Yes, the Wisconsin Supreme Court recently held that continued at-will employment is sufficient consideration for a noncompete agreement.
In Runzheimer International, Ltd., v. David Friedlen and Corporate Reimbursement Services, Inc., the Wisconsin Supreme Court resolved an issue that was previously unclear under Wisconsin law.  2015 WI 45 (Wis. Apr. 30, 2015).  The key holding of the case is that:

[A]n employer’s forbearance in exercising its right to terminate an at-will employee constitutes lawful consideration for signing a restrictive covenant.
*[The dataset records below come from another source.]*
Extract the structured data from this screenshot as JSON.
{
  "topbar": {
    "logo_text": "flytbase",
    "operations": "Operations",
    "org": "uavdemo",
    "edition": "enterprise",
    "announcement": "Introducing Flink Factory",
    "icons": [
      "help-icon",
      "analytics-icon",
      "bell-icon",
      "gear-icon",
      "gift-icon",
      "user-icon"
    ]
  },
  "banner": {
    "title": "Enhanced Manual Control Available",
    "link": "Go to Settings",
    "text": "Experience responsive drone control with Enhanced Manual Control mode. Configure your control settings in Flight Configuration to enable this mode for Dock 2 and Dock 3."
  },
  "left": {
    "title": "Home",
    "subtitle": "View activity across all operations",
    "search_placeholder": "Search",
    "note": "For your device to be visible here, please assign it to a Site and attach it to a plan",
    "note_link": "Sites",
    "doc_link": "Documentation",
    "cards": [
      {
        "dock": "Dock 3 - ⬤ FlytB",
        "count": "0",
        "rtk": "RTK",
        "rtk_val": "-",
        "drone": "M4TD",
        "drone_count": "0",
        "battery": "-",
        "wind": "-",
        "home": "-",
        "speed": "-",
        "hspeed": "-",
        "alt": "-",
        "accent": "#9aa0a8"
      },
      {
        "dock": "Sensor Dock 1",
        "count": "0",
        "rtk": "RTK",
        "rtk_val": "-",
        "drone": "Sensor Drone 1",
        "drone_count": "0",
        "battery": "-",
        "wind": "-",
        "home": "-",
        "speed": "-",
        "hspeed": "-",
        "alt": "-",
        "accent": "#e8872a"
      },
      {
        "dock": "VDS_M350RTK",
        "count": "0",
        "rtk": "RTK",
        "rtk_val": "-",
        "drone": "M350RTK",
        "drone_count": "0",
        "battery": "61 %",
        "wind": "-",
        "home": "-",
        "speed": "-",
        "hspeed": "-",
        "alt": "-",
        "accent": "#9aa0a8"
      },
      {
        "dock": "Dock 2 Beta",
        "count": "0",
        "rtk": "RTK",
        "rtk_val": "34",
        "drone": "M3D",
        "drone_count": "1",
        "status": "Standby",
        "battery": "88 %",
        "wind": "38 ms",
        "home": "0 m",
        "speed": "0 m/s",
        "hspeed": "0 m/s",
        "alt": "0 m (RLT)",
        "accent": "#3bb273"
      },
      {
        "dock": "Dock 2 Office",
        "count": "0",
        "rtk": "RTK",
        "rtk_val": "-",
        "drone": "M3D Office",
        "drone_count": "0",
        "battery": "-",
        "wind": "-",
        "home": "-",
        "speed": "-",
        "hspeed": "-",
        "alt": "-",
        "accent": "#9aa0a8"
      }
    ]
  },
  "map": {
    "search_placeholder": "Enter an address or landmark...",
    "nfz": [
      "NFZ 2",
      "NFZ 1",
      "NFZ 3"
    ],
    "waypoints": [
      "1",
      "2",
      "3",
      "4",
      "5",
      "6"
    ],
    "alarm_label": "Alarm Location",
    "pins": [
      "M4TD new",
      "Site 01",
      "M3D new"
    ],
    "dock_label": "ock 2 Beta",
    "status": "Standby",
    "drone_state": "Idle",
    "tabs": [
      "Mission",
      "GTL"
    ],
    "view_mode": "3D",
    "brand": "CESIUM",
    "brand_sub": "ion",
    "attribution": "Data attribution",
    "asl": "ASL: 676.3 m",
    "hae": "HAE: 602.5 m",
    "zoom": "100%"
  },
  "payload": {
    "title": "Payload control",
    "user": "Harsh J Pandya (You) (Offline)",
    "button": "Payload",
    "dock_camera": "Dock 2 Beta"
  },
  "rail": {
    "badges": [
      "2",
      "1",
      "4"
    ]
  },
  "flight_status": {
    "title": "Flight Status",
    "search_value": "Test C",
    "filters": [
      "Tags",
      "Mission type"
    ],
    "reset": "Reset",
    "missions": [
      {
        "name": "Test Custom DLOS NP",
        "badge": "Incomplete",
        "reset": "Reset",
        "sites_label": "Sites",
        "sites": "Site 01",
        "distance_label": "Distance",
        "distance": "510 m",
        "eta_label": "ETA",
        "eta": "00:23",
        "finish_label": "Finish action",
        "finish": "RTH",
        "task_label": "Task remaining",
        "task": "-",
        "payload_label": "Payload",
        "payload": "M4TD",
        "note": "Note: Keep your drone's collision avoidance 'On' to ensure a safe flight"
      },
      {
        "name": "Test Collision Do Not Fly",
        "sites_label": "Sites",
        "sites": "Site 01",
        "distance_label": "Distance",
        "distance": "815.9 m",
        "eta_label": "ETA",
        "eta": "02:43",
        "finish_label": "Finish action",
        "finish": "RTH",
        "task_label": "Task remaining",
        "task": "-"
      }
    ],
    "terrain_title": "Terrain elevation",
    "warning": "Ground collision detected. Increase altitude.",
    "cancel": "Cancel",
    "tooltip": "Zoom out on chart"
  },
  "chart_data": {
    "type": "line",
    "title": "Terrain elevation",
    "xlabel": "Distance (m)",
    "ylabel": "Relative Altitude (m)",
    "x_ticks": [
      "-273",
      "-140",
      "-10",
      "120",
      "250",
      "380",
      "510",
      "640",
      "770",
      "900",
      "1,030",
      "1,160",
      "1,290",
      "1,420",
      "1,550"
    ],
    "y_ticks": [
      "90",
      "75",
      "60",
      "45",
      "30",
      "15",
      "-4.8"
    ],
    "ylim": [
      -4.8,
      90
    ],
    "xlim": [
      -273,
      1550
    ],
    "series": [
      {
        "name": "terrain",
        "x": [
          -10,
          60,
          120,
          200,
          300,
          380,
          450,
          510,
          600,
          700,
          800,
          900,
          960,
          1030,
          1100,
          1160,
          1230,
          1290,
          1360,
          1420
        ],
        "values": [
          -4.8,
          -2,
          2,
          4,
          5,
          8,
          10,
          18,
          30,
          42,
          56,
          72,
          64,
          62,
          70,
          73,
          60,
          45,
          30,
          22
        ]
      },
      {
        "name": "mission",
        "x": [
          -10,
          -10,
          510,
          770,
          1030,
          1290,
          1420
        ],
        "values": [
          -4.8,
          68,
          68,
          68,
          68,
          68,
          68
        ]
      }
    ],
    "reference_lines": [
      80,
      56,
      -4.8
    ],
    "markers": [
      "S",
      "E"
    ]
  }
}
The court based this holding on the doctrine of at-will employment, reasoning that the employer was giving up its right to terminate the employee immediately in exchange for the noncompete.  The court noted that, theoretically, an employer could terminate the employee moments after the employee signs the noncompete.  However, the court explained that the employee would be protected in that circumstance by other legal doctrines, including fraudulent inducement or good faith and fair dealing, which could be used to invalidate the noncompete.
The Runzheimer decision presents a contrast with Minnesota law.  In Minnesota, a noncompete must be signed at the inception of the employment relationship.  If the employment has already started, independent consideration, such as a bonus or a promotion, is required.  See Sanborn Manufacturing Co. v. Currie, 500 N.W.2d 161 (Minn. Ct. App. 1993).
Takeaway:  Continued at-will employment is sufficient consideration to support a noncompete agreement for an existing employee in Wisconsin.